Operating Systems I

Tutorial 6

  1. What is the meaning of the term 'working set'?
    The set of pages which a process is currently using. Larger working set means that more of the process's pages need to be in memory; a small set means that the process is using only a few pages. Working set typically changes as a program runs.
  2. Describe how an OS might simulate 'accessed' and 'dirty' bits for a page, if the hardware does not directly support them.
    Set page to 'not readable' (fault on read), and 'not writable' (fault on write).

    When a read fault occurs for the page, set the 'accessed' bit, mark the page as readable, and restart the faulted instruction.

    When a write fault occurs, set both 'accessed' and 'dirty' bits, mark the page as readable and writable, and restart the instruction.

  3. Say how the NRU (Not Recently Used page replacement algorithm) uses the accessed and dirty bits to decide which pages to evict.
    Uses the accessed bit and dirty bit as the MSB and LSB of a 2-bit priority number:
    accesseddirtypriority
    000
    011
    102
    113
    Evicts pages with lower priority numbers first.
  4. What would be the advantage in a memory management unit supporting 'context IDs' for processes' address spaces?

    (Context ID: value assigned to a process's address space to distinguish the same page numbers in different processes' address spaces in the TLB. The translation lookaside buffer matches virtual addresses on both page number and context ID.)

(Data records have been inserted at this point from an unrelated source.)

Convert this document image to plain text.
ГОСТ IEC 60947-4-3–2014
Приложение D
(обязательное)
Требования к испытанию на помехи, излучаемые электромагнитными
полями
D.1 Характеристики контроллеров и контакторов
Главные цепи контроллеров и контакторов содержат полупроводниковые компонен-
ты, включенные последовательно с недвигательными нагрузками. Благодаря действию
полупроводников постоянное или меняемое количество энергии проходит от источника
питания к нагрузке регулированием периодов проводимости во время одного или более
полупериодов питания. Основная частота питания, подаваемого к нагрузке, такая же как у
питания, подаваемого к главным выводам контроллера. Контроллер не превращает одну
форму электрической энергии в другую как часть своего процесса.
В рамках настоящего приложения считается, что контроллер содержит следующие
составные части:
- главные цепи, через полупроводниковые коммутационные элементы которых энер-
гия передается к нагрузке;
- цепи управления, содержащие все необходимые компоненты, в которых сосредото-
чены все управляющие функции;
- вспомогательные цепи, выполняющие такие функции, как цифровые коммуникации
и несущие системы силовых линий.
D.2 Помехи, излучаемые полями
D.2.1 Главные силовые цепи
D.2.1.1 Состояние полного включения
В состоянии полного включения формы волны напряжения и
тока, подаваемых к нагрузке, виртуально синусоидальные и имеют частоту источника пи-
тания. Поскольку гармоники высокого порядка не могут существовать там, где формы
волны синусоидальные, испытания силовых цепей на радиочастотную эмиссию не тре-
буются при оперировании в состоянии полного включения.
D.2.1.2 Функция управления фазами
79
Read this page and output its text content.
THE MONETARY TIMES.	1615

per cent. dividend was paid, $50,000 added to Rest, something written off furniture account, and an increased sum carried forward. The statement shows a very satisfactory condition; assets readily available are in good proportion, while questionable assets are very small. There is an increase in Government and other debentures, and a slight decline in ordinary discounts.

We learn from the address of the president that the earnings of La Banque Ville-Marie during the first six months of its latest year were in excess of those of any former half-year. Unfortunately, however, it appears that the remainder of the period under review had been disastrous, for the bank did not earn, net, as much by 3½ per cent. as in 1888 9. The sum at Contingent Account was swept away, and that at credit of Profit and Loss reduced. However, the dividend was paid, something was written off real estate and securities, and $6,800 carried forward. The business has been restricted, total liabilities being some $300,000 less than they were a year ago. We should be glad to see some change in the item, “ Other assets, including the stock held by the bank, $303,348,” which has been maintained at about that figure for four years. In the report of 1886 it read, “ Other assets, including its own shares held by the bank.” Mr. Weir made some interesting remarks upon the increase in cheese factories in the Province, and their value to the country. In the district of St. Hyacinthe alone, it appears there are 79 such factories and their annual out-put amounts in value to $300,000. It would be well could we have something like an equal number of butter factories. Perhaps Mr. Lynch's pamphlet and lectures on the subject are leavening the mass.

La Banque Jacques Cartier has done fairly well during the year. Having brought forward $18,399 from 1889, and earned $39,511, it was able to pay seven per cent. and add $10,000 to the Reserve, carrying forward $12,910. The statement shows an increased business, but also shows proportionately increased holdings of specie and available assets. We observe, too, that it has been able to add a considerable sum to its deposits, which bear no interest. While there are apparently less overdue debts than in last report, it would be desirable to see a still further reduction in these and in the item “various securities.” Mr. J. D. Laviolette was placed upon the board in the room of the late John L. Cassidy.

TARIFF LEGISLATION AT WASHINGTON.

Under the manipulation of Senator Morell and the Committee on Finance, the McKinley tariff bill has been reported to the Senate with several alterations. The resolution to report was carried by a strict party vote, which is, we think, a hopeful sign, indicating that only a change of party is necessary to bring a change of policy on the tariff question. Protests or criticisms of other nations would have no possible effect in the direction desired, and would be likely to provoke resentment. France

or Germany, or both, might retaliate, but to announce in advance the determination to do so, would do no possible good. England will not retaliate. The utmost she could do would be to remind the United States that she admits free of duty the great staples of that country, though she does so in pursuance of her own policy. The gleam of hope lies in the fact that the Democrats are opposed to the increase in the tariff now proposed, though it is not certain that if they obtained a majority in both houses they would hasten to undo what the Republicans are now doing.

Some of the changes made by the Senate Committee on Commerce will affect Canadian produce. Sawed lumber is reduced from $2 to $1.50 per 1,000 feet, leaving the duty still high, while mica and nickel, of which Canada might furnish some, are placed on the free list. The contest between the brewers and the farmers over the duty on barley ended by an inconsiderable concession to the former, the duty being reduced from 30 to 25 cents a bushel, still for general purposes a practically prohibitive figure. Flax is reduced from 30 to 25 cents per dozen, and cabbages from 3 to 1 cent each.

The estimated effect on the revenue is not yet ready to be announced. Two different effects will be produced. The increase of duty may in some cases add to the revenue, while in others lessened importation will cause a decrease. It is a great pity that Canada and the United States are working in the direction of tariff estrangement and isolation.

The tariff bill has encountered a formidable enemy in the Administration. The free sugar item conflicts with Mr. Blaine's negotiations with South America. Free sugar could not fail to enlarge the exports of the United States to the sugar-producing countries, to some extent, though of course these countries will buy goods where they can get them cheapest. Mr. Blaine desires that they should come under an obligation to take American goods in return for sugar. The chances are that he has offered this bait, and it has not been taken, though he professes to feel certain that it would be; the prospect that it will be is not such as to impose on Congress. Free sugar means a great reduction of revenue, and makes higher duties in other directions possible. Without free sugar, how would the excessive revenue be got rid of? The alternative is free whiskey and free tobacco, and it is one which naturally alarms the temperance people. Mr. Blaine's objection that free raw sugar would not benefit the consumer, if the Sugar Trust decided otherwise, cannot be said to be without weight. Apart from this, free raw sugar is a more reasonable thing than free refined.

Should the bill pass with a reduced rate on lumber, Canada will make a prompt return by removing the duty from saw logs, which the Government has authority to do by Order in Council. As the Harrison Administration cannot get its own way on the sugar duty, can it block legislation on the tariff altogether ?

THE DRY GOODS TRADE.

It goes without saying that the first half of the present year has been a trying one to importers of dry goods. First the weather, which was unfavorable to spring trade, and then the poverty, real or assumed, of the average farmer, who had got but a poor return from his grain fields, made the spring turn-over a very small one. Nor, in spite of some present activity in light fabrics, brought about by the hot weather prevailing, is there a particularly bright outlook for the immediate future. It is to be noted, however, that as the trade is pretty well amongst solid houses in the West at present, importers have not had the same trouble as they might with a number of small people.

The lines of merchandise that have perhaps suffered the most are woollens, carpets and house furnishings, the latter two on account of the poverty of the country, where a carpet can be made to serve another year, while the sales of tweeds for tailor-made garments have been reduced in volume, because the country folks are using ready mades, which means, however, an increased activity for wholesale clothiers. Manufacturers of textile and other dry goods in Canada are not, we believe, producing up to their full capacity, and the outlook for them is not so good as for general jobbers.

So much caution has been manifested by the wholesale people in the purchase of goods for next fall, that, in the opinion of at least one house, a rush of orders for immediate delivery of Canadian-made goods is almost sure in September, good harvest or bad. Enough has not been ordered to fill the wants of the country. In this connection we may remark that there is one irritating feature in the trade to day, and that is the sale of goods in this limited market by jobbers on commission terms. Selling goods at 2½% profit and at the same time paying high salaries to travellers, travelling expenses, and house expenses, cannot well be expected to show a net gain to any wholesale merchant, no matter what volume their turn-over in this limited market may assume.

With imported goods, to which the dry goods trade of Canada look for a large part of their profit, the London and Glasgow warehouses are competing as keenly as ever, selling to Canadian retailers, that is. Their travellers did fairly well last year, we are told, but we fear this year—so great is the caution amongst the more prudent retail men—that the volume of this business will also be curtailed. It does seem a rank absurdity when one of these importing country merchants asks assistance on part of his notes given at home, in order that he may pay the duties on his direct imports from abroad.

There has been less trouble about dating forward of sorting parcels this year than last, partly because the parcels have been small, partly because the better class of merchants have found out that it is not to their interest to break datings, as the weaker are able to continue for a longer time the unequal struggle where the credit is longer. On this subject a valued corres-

    Advantage is that TLB does not need to be flushed on a context switch: just load a different context ID into the MMU's 'current context' register.

  5. What are the respective pros and cons of bitmap and linked list memory allocation schemes?

    Bitmap: memory-efficient (only one bit overhead per allocation unit), but slow on allocation (must search for runs of consecutive 0 bits).

    Linked-list: faster (than the bitmap method), but larger overheads (one list node per hole and per block). Must explicitly merge holes.

  6. The Amiga OS uses the linked-list method of heap allocation. It uses a single list of memory holes. It does not explicitly keep track of allocated memory, but when memory is deallocated, a new hole is created, and added to the end of the list of holes. Think of one advantage and one disadvantage of this method.

    Advantages: memory-efficient (no list of allocated blocks), fast (only holes are searched).

    Disadvantages: difficult to merge holes because the hole list is sorted in random order (deallocated blocks placed at the end of the hole list). (In fact the AmigaOS doesn't merge holes, sometimes leading to awful memory fragmentation.)

  7. What happens to a memory block in the buddy system when it is deallocated?

    If the block's 'buddy' is also free, merge them (producing a block twice the size), and deallocate the merged block (remembering to remove the buddy from its free block list).

    If the block's buddy is not on the free list, just add the block to the list.

    The buddy of a block is a block which is adjacent and which, when combined with the block, produces a block twice the size, on an address which is divisible by the combined block size.

    There is a different free block list for every (power of two) block size.